As before we see that the function is not causal (i.e. it contains terms depending on future events). This can be solves as above introducing the same artifacts as above. A simple FIR filter can be constructed by dropping all elements depending on future events and sampling the function on a finite interval.

High pass filter

If we try to construct the highpass filter as above we get into a mathematical problem:

[ H(\omega) = \left\{ \begin{align} 1, \mid\omega\mid \geq \omega_c \
0, \omega < \omega_c \end{align} \right. ]

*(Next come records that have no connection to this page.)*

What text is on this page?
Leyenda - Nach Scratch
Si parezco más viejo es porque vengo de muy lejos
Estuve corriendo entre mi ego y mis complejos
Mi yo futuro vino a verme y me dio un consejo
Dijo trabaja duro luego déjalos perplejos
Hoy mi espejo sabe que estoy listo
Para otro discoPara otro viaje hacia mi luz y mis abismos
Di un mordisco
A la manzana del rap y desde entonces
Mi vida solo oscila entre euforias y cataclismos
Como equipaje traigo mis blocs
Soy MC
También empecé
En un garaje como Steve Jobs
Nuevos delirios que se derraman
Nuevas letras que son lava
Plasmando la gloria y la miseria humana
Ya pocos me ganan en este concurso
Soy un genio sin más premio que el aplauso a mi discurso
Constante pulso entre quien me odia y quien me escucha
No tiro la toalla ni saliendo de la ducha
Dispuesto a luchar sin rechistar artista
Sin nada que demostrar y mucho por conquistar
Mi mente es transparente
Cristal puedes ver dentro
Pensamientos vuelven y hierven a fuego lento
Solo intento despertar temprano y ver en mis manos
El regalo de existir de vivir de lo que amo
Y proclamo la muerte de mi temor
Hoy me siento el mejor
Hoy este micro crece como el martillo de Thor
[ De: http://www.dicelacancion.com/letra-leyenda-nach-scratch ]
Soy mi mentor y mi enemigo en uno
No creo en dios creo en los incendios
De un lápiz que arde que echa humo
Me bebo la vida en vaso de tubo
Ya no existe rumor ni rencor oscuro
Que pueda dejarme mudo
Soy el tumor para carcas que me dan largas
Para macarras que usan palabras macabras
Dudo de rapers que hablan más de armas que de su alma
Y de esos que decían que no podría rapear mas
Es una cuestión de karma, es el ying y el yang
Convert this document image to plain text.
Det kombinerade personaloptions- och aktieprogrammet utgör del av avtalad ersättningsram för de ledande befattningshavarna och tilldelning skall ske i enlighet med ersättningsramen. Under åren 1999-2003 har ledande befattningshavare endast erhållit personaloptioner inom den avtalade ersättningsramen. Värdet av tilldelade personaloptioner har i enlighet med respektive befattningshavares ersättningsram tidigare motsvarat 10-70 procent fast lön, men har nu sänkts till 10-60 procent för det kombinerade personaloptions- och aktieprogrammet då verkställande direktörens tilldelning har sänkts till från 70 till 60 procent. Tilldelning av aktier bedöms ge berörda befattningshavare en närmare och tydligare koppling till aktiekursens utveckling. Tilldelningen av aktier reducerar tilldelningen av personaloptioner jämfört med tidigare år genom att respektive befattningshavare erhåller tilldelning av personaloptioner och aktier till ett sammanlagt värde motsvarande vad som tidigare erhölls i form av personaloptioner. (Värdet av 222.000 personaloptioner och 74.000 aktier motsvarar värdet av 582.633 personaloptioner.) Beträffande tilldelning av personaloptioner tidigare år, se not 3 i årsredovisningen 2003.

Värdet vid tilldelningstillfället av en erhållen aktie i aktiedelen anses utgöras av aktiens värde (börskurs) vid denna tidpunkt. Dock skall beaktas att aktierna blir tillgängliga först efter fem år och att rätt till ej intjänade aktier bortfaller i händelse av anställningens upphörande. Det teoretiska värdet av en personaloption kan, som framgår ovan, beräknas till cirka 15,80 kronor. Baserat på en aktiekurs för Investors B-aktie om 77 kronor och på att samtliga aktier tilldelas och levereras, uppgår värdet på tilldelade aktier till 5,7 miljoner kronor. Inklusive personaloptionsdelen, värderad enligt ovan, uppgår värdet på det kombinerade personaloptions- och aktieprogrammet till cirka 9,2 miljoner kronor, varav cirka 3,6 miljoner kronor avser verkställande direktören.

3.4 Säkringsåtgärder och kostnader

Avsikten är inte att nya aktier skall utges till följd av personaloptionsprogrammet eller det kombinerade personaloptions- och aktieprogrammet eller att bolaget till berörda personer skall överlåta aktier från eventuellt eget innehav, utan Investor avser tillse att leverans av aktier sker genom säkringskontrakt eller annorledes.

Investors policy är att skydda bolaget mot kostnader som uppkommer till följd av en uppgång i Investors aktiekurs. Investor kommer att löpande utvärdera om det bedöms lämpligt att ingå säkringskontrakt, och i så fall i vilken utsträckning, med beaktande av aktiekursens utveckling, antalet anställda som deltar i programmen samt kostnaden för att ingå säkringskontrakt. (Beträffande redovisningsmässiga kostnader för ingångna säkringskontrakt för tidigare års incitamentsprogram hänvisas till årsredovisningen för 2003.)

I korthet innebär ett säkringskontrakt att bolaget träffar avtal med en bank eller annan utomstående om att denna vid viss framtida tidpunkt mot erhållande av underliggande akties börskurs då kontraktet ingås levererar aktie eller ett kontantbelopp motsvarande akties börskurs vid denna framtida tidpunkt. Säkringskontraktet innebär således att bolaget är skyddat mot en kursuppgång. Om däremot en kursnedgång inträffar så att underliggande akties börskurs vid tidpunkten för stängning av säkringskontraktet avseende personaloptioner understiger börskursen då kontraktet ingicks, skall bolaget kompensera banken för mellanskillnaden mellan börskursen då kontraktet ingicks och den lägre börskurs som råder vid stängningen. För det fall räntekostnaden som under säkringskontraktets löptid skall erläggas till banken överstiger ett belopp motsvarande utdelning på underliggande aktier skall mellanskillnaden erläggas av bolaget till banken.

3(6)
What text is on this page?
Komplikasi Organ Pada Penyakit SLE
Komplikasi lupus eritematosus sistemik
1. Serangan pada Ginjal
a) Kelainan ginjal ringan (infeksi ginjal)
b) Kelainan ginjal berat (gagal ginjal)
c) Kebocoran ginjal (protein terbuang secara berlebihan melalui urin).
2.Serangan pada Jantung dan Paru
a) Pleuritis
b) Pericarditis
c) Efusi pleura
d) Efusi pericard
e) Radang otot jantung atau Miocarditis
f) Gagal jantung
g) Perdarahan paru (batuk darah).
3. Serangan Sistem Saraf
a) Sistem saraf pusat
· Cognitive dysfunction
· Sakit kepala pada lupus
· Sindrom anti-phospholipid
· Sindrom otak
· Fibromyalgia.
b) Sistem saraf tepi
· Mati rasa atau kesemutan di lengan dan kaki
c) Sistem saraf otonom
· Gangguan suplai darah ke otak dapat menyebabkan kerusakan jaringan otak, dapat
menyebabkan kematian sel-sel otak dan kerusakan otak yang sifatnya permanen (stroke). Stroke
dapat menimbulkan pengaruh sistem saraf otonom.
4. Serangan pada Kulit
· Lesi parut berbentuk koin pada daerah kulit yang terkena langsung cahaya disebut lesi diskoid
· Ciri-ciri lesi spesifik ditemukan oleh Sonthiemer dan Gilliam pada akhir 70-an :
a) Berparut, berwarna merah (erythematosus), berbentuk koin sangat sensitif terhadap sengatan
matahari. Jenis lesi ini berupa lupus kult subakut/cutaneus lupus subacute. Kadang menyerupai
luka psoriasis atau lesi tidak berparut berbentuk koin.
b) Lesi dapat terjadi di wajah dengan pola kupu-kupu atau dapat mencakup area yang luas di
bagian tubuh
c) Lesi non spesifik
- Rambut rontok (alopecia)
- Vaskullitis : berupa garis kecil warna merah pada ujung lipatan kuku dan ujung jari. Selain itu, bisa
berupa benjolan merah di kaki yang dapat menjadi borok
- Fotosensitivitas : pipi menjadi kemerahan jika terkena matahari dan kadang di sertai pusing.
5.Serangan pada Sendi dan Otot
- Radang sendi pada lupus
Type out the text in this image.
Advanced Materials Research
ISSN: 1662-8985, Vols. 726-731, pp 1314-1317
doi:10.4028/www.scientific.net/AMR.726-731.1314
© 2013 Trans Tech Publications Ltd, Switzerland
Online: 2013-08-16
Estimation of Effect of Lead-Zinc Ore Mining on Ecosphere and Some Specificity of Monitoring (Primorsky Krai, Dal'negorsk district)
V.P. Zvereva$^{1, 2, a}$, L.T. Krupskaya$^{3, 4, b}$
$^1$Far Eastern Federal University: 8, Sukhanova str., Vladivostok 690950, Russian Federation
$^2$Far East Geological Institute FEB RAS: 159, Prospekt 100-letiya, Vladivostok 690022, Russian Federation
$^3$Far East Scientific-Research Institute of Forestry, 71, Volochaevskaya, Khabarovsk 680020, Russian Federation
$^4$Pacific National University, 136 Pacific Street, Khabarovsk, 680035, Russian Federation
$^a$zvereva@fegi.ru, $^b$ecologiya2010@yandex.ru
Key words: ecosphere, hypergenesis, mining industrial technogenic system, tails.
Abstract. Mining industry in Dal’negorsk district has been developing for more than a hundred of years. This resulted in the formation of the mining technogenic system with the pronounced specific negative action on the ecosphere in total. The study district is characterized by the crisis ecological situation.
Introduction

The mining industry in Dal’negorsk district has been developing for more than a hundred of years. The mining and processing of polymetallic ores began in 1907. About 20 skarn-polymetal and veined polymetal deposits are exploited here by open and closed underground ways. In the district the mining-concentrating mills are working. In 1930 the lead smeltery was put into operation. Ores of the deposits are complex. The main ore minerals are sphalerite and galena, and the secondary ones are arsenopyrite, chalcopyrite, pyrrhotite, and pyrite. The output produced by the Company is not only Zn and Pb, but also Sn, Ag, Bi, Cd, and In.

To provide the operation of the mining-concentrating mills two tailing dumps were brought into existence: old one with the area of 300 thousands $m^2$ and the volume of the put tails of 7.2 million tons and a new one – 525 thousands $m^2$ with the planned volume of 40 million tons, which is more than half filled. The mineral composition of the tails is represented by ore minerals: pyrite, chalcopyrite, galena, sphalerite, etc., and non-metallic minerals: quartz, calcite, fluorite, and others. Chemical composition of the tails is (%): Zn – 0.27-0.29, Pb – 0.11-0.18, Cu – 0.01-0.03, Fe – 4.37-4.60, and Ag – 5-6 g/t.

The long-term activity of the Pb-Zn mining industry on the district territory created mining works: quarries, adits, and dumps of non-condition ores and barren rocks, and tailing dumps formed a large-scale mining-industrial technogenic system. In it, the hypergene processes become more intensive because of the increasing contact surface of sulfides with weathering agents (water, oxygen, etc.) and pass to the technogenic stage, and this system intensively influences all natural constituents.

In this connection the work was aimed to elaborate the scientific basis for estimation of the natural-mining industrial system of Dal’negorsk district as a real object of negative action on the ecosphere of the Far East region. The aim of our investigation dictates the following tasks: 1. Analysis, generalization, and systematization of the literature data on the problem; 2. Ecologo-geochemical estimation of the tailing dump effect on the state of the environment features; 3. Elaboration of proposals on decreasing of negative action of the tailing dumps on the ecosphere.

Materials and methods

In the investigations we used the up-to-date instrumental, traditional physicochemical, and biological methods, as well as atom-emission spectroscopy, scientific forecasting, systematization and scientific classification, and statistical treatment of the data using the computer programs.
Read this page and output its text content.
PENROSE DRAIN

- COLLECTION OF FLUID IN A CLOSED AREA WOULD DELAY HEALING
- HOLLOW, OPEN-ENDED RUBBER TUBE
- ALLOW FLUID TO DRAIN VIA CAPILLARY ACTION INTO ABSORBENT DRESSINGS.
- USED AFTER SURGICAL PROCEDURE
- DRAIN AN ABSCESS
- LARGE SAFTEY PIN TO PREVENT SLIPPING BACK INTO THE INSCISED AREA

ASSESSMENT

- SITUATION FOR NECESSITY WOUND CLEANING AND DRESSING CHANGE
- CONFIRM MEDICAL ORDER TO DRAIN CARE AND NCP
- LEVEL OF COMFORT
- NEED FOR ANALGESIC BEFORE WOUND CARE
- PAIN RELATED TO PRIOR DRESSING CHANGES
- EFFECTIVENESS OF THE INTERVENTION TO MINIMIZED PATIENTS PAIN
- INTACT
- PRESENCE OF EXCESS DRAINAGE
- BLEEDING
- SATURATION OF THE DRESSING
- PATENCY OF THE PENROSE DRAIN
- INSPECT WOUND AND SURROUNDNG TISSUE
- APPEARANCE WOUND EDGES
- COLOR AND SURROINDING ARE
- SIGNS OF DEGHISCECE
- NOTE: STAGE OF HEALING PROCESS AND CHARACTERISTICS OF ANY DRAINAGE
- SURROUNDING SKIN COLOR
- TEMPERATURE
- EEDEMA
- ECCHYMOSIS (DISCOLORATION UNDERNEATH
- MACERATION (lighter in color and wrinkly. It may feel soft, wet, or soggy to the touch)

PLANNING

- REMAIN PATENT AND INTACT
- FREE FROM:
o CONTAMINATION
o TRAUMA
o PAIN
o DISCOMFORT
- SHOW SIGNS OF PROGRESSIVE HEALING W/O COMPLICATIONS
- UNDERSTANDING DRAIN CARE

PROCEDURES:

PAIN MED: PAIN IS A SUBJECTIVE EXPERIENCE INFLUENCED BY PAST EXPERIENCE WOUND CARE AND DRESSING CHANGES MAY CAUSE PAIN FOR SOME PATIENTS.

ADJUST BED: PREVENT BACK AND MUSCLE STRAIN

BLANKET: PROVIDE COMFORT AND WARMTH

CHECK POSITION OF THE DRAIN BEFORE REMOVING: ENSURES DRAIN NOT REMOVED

$H(t) = \frac{e^{-i2\pi t \omega_c t} - \overbrace{e^{-i 2 \pi t \infty}}^{\to 0}}{i 2 \pi t} + \frac{\overbrace{e^{i 2 \pi t \infty}}^{\to \infty} - e^{i 2 \pi \omega_c t}}{i 2 \pi t}$

As we see the second term diverges. Even when using the same trick as before we get into the problem of having to evaluate our sine at infinity. Since the limit of the sine doesn’t exist (it oscilates between $-1$ and $+1$) we cannot use this term to evaluate our filter expression. Of course we could argue that this term is not relevant because it’s representing the dependence of our filter on future events so the simple windowing method of simply cutting events from the future might resolve that problem. But there is another way that we can use to construct our filter in case we want to apply it to real-time sampled data: Make it a bandpass filter. Since we know that we are designing a time discrete digital filter we also know that there is an upper sampling frequency that we can depend on. That way we can set the upper frequency to the Nyquist frequency (i.e. half the sampling frequency) and use the above equation for bandpass filters to construct our digital highpass.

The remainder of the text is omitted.